Farmer Kathy Gabriel is not shy of a challenge
Kathy Gabriel rode to prominence through social media’s Experience Australian Agriculture. Now she’s again taking on one of the world’s toughest races.
Kathy Gabriel doesn’t strike most people as an introvert.
After all this is the woman who rose to fame promoting remote farming – in shearing sheds through to cropping paddocks and outback beef stations – through her Facebook page Experience Australian Agriculture.
Kathy then took on one of the world’s most gruelling horse races, the 1000km, 10-day Mongol Derby in Mongolia in 2018.
She’s again planning to take to the saddle again for the punishing event in 2022, which involves riding 28 semiwild horses.
Throughout it all, the now 30-year-old has shared her personal pain publicly of losing her partner in 2015 in a freak accident and the trauma and depression that followed.
But sitting in an old “shack” “chewed by termites” on her 65ha Hereford property in East Gippsland’s Tablelands Valley, Kathy says she has now found her place in the world.
“I love it here,” she says, looking across the valley, near Benambra, surrounded by state forest.
“It suits me perfectly. I like going to events but I am an introvert and I’m content doing my own thing, minding my own business.
“I love living on my own in a hut in the middle of nowhere.”
Having said that her partner Tim Dyson drops by when he is not travelling to various compass points as a mechanic.
Not that she has much time for a personal life, she adds.
Her own property has 20 Herefords (“it’s always Herefords for me”), five horses – used for her campdrafting competitions – and six dogs.
Kathy also manages the 485ha neighbouring Tablelands Pastoral, which has 150 breeders.
She has a home gym and is in constant training to ensure she’s fit for next year’s Mongol Derby – which runs for a month in July and August – and she’s also planning to fundraise in coming months for two local Mongolian charities.
“I tore my shoulder muscle and ligaments in the 2018 race and had to finish half way, so I want to make sure I’m 100 per cent prepared for next year.”
Yes, she says, the shoulder still hurts, but so does her hip, which she broke while working on a bore run in a station up north.

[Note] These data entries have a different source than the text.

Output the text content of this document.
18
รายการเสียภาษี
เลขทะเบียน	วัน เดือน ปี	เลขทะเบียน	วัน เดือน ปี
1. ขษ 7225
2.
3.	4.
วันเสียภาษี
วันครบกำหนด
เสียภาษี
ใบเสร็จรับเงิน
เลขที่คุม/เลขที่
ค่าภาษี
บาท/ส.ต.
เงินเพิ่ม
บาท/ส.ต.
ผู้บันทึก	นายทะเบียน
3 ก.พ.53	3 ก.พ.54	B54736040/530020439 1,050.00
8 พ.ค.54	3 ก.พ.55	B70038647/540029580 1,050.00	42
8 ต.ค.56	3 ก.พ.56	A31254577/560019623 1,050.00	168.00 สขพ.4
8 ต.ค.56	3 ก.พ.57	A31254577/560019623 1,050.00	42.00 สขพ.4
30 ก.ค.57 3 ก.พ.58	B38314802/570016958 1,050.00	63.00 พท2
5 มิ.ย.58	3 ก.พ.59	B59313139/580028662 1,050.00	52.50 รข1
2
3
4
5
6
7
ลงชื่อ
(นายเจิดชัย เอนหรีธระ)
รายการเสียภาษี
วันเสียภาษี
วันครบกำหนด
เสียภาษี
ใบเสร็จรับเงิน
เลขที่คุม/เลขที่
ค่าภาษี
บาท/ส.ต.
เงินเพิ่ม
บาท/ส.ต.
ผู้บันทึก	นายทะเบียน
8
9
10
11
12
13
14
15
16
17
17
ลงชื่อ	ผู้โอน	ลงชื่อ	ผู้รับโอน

Her knee, too, causes her problems, after she put her leg down a rabbit hole while working on a sheep property and twisted a ligament: “it has plagued me ever since”.
“If I can get to 50 and not have any major joint replacements I’ll be lucky,” she laughs.
So what is it that drives Kathy? Is it fearlessness, confidence, or ambition?
“I’m not a fearless person and I’m not overly confident or brave. Doing the Derby I was petrified the whole time.
“It’s more that my determination is a stronger emotion than the fear. You can be scared but still determined.
“I always wanted to get somewhere in the agricultural industry and being a female in that industry I have had to try hard to prove myself.”
Kathy grew up on a hobby farm in Yarra Glen and then Yea, riding horses from age four. At five she was the youngest competitor at the Victorian Schools Championships at Werribee.
It was while at boarding school at Hamilton, in the Western District, that she immersed herself in friend’s farms and knew she wanted to work in agriculture.
Her first job (found flicking through The Weekly Times) was 110km north of Oodnadatta at Hamilton Station, where she first fell in love with Herefords (for their placid temperaments).
She then worked the length and breadth of the nation in about 15 different farms for about five years.
“I wanted to know what all the industries were like, each in depth” she recalls, adding the focus was less on horticulture and more on livestock and cropping.
“I wanted to understand shearing, fat lambs, Merinos, beef backgrounding, contracting and feed lots.”
When one boss told her she’d have to wait five years longer than her male counterparts to secure a farm management position, in 2011 she created Experience Australian Agriculture (now her Kathy Gabriel Facebook page).
The page, which ended up with 8000 followers and featured her own photos and stories, was a middle finger to that “discrimination”, a determination to “prove myself”.
“Older people who followed the page said they wished they’d have done what I was doing when they were younger, and then the younger generation at school asked me a lot of questions about ag.”
Despite the discriminatory comment, Kathy says agriculture is probably no different to any other industry in that it has “sexist pigs” through to champions of women.
“It’s complicated. Everyone is a product of their environment and so a 70-year-old man who grew up in an era when women were at home with the children sees me as a younger rebel, not someone with intellect and ability, but that’s not their fault.
“I’ll probably be a cranky 80-year-old saying ‘that didn’t happen in my day’.”
With her 20s a jam-packed decade, what next for Kathy?
“Instead of earning enough money to get to the next town, now I’m settled here on the farm I want to push the boundaries to the world. After Mongolia, I’d like to see Russia and Patagonia.”